How does an artifact, a motif, a fetish make the jump from elite item to kitsch icon? Are they able to make the journey back? Dime a Dozen hypothesized on how rarities, propped up as fine and precious, easily slip into the domain of the pop and the banal—rarely able to regain pristine cult status in their original form. Working on a variety of media, artists Tad Ermitañio, Alwin Reamillo, and Gerardo Tan took iconic Lopez Museum pieces on this potentially perilous journey, yielding in the process some very necessary revelations.

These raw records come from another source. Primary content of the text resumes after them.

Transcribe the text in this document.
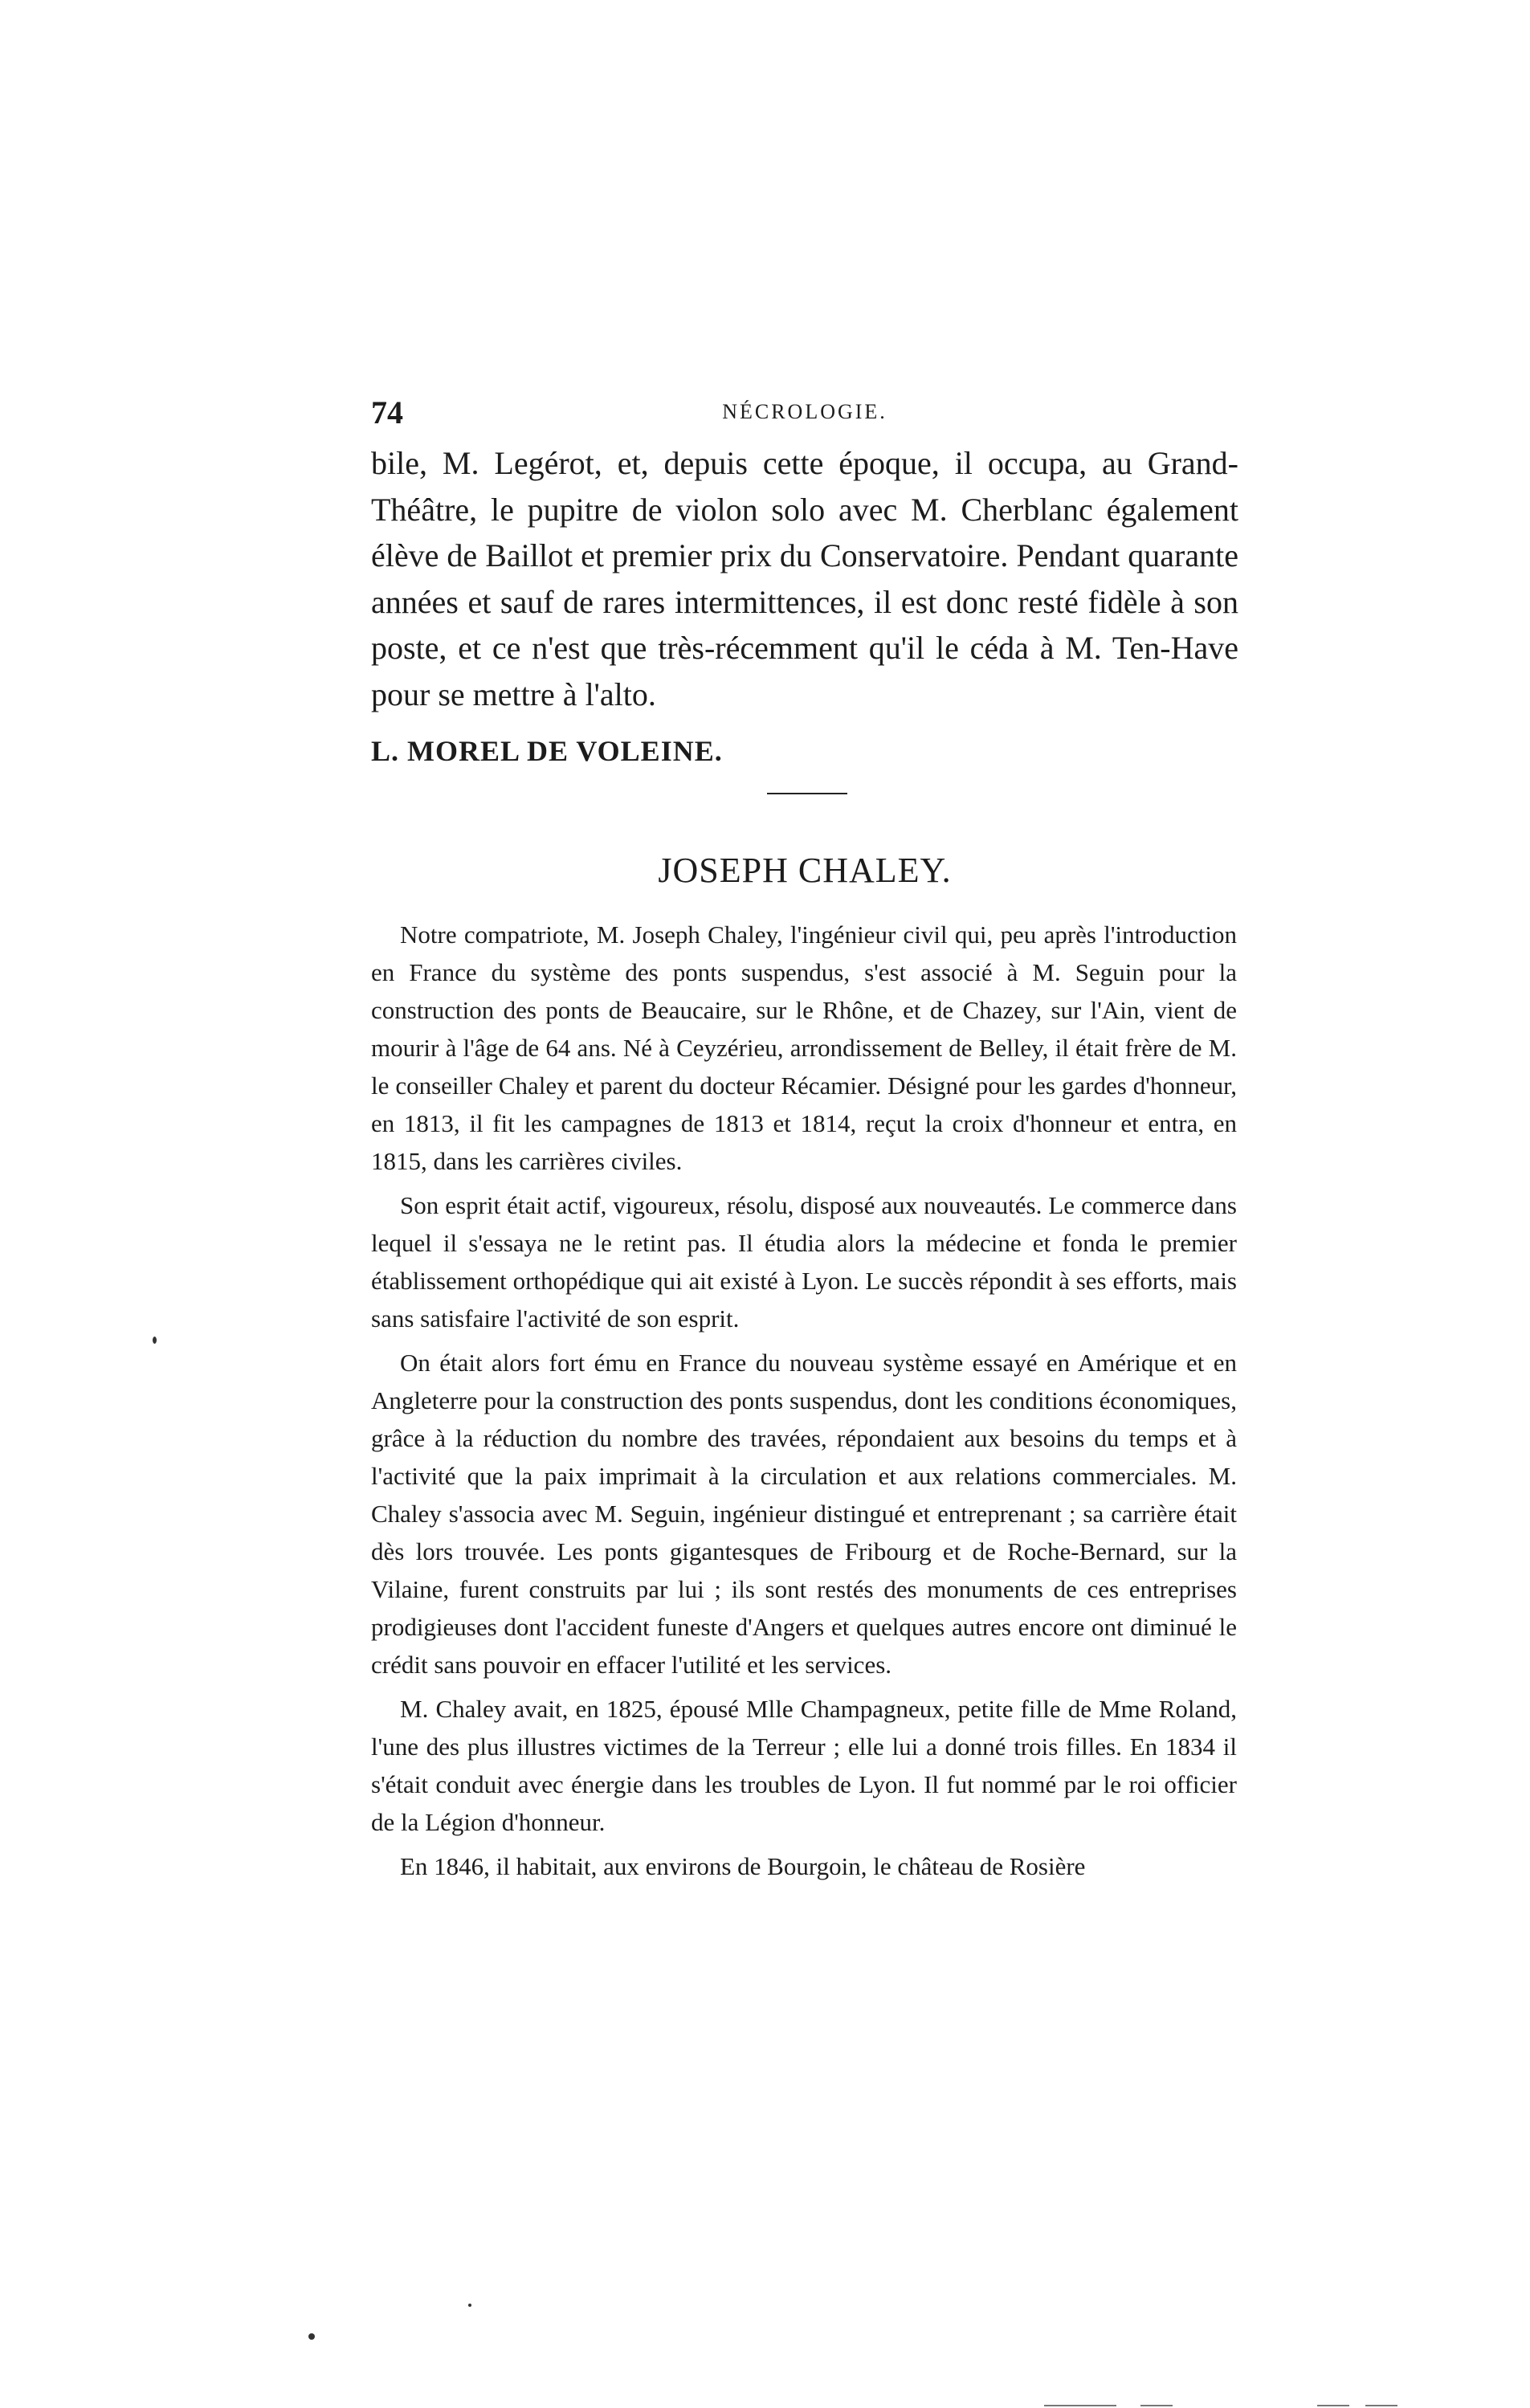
74	NÉCROLOGIE.

bile, M. Legérot, et, depuis cette époque, il occupa, au Grand-Théâtre, le pupitre de violon solo avec M. Cherblanc également élève de Baillot et premier prix du Conservatoire. Pendant quarante années et sauf de rares intermittences, il est donc resté fidèle à son poste, et ce n'est que très-récemment qu'il le céda à M. Ten-Have pour se mettre à l'alto.

L. MOREL DE VOLEINE.

JOSEPH CHALEY.

Notre compatriote, M. Joseph Chaley, l'ingénieur civil qui, peu après l'introduction en France du système des ponts suspendus, s'est associé à M. Seguin pour la construction des ponts de Beaucaire, sur le Rhône, et de Chazey, sur l'Ain, vient de mourir à l'âge de 64 ans. Né à Ceyzérieu, arrondissement de Belley, il était frère de M. le conseiller Chaley et parent du docteur Récamier. Désigné pour les gardes d'honneur, en 1813, il fit les campagnes de 1813 et 1814, reçut la croix d'honneur et entra, en 1815, dans les carrières civiles.

Son esprit était actif, vigoureux, résolu, disposé aux nouveautés. Le commerce dans lequel il s'essaya ne le retint pas. Il étudia alors la médecine et fonda le premier établissement orthopédique qui ait existé à Lyon. Le succès répondit à ses efforts, mais sans satisfaire l'activité de son esprit.

On était alors fort ému en France du nouveau système essayé en Amérique et en Angleterre pour la construction des ponts suspendus, dont les conditions économiques, grâce à la réduction du nombre des travées, répondaient aux besoins du temps et à l'activité que la paix imprimait à la circulation et aux relations commerciales. M. Chaley s'associa avec M. Seguin, ingénieur distingué et entreprenant ; sa carrière était dès lors trouvée. Les ponts gigantesques de Fribourg et de Roche-Bernard, sur la Vilaine, furent construits par lui ; ils sont restés des monuments de ces entreprises prodigieuses dont l'accident funeste d'Angers et quelques autres encore ont diminué le crédit sans pouvoir en effacer l'utilité et les services.

M. Chaley avait, en 1825, épousé Mlle Champagneux, petite fille de Mme Roland, l'une des plus illustres victimes de la Terreur ; elle lui a donné trois filles. En 1834 il s'était conduit avec énergie dans les troubles de Lyon. Il fut nommé par le roi officier de la Légion d'honneur.

En 1846, il habitait, aux environs de Bourgoin, le château de Rosière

Dime a Dozen: Courting Iconophilia
Dime a Dozen. Sampu Sampera. Expressions for what's common, cheap, ubiquitous, palasak don't seem apt for any self respecting museum where "please don't touch" signs might abound of where people tend to whisper for fear of rousing the artifcats, paintings, and objects from the utterly precious perch of their utterly silent preening. And so when the Lopez Museum and Library invited three contemporary artists to use the museum as a studio and to choose works from the collection to utilize as their medium, the found and shaped forms collided as much as the found and shaped meanings colluded. The exhibition curator, Eilieen Legazpi-Ramirez, refers to the game as "baiting [the artists] to freely poach, parody, and animate selected pieces from the museum trove." In response the artists gambit was to mess up and mess with the muse-- the iconic status that the two great 19th century masters JUan Luna and Felix Resurreccion Hidalgo weilded in Philippine History and art history.